経済は人間の感情を巻き込んだ複雑なシステムであり、その管理は科学でなくアートである

2012年5月25日

毎日新聞のコラム「水説:金融政策はアートだ=潮田道夫」(http://mainichi.jp/opinion/news/20120425ddm003070091000c.html)です。
これは鋭い論です。金融政策にご興味のある方にはぜひとも読んでいただきたい。お奨めです。

なかでも「政治家や一部学者に日銀法を改正し、人事権をテコに無理やり金融緩和をさせようという動きが強まっている。(略)国会の質は恐怖すべきレベルにまで劣化している。」の部分には注目してください。
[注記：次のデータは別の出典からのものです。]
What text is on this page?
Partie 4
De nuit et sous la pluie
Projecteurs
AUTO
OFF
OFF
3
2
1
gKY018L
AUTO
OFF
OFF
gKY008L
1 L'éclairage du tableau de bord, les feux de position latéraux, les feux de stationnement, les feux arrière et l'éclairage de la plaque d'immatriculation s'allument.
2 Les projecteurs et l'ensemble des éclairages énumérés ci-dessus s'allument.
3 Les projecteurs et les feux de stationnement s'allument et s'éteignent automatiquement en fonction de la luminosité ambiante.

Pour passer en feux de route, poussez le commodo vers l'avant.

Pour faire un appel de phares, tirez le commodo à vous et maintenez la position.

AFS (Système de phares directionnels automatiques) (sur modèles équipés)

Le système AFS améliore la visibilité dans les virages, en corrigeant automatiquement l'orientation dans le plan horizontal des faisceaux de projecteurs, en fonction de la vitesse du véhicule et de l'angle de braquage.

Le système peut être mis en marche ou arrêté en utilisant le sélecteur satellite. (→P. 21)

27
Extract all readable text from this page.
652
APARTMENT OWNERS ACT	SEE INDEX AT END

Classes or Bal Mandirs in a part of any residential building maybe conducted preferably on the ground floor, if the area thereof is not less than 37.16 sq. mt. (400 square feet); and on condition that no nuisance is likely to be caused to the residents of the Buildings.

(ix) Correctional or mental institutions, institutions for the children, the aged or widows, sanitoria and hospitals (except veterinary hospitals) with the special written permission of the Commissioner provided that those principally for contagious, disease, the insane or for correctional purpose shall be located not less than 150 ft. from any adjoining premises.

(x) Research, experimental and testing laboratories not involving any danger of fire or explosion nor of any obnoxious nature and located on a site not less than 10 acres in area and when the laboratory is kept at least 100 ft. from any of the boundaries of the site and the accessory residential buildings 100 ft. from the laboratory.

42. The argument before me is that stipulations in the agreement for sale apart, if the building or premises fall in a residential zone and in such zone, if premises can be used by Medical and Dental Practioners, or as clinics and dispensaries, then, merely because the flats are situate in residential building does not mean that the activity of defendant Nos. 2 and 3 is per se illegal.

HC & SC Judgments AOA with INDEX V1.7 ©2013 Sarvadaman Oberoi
国会中継をみていると、国会議員が日銀側に詰め寄る姿がよくみられるようになりました。「わしは政治家じゃから経済のこまかいことなどわからん!」と笑い飛ばせる太っ腹な国会議員はいなくなり、金融のことがわかっている「つもり」の小賢しい議員たちが増えました。これは本当にあぶない状況だと思います。

コラムには、白河のつぎのようなスピーチが載っています。

<ある人がある朝、なぜエスプレッソでなくラテを飲むことにしたかを理論モデルにできるなら、経済の自動安定化装置をデザインでき中央銀行は不要になる。が、経済は人間の感情を巻き込んだ複雑なシステムだ。経済の管理は科学でなくアート(芸術)であり続けるだろう-->

経済は人間の感情を巻き込んだ複雑なシステムであり、経済の管理は科学でなくアート(芸術)であり続ける――これがわかっているかどうかが、そのひとに本当の知恵があるかないかの分水嶺です。